China Is Building a Post-US Order with Help from Trump’s Tariffs

China Is Building a Post-US Order with Help from Trump’s Tariffs

The Trump administration’s volatile tariff war—intended to reassert American global trade dominance and further isolate China—has revealed China’s readiness to confront the United States’ economic sabr-wrattling, and unmasked the internal contradictions of capitalist propaganda once thought to be impenetrable. Despite Donald Trump alleging that countries are attempting to secure trade deals and avoid tariffs by “kissing [his] ass,” China has responded to the administration’s astounding 125 percent tariff with their own 125 percent tariffs on US consumer goods, describing the Trump administration’s latest policy as “a joke.” After long-term bond yields started escalating rapidly, Trump folded like the last time they did that, and he indicated a willingness to negotiate, although he said tariffs on China would still likely be around a staggering 50 to 65 percent. Chinese diplomat Mao Ning, Director of the Foreign Ministry Information Department of China, shared Mao Zedong’s speech from the Fourth Session of the First National Committee of the Chinese People’s Political Consultative Conference (CPPCC) in 1953 where Mao emphasized China’s willingness to confront US aggression and the peoples’ intention to fight, with Ning adding: “We are Chinese. We are not afraid of provocations. We don’t back down.” 

Marking a more defensive shift in China-US relations, during a press conference held on April 16, Chinese Foreign Minister Lin Jian described China’s countermeasures in response to the US tariff war as a necessary course of action in order to defend China’s legitimate rights and interests. “China does not want to fight these wars but is not scared of them,” Jian stressed. “If the U.S. truly wants to resolve the issue through dialogue and negotiation, it should stop using maximum pressure, stop threats and blackmail and seek dialogue with China on the basis of equality, respect and mutual benefit.”

The ideological struggle between capitalist imperialist hegemony and the global working class is evolving, with a concentrated realization by many Americans that the current system is fundamentally irreconcilable, and that the blowback from the Trump administration’s aggressive tariff rollout will heighten economic instability. Despite Trump’s deputy chief of staff Stephen Miller describing their reciprocal tariff scheme as “the greatest economic master strategy from an American President in history,” key pillars of the US financial market are now facing industrial decline. Despite Trump’s “Liberation Day” announcement of blanket tariffs, the administration’s China derangement sent global markets into a downward spiral, and the United States now stands on the economic cliff’s edge, with no American manufacturing revival in sight.

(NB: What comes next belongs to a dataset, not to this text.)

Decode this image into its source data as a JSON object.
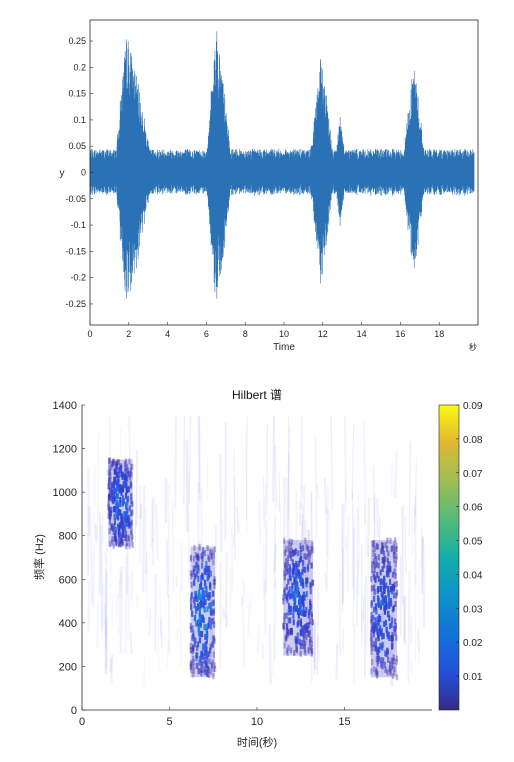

Historian and journalist Vijay Prashad argues that this tariff war could usher in a new economic order—one which has already had its foundations laid due to US dominance in the global market—and has already led to an increase of trade across the Global South. Prashad explains that the US government also been placing increased pressure on China through its tariffs and sanctions, thereby causing China to pivot away from the US market: “Seeing sections of its import and exports, for instance in telecommunications, not being allowed into Europe, not being allowed into the United States—so China has also pivoted away from US control institutions.”

Prashad argues that while Trump may be angry about de-dollarization, the reality is that this de-dollarization is only happening because the United States continues to use the dollar as a political weapon, which is sending countries off in search of other ways to trade with one another. “In that sense, the United States is actually the great driver of de-dollarization, not the BRICS countries,” Prashad explains. The Trump administration understands that China poses a direct threat to the United States tech industry, which challenges US capitalism; “the United States is using tariffs to put pressure on China and then using its military to intimidate China. [But] it’s not going to work. China has said they will not enter another century of humiliation. None of the countries of the Global South are ready to be humiliated again.”

Amanda Yee, a journalist and activist based out of Brooklyn who co-hosts The China Report, argues that China will take a hit from the Trump administration’s tariff war, but that it will survive due to China’s long-term planning. “They will weather these tariffs far better than the US will. Since China’s economy took a hit during COVID, they have been relying more and more on a strategy of what they call ‘dual circulation,’ or focusing more and more on the domestic market and demand, and less on export-oriented development, which may be vulnerable to external fluctuations and instability.”

Yee explains that the Trump administration’s attempts to weaken China economically have backfired; from the TikTok ban, which drove users to migrate to Xiaohongshu, thereby sparking what Yee describes as “an unprecedented cultural exchange between Americans and Chinese people,” to the creation of DeepSeek AI, which was developed by Chinese engineers due to US export controls on advanced semiconductor chips “[which] forced Chinese engineers to think outside of the box and use their resources to build a LLM using less advanced chips” leading to a model “that runs on par with Open AI but at the fraction of the cost.”

In the end, Yee says, “these tariffs will backfire too, as other countries will find ways to reorient their economies around US trade, to increase trade with other countries such as China. This tariff war will likely also lead to new alliances led by China, all of which is to say, the US is not only shooting itself in the foot, but this tariff policy will result in us isolating ourselves from the rest of the world.”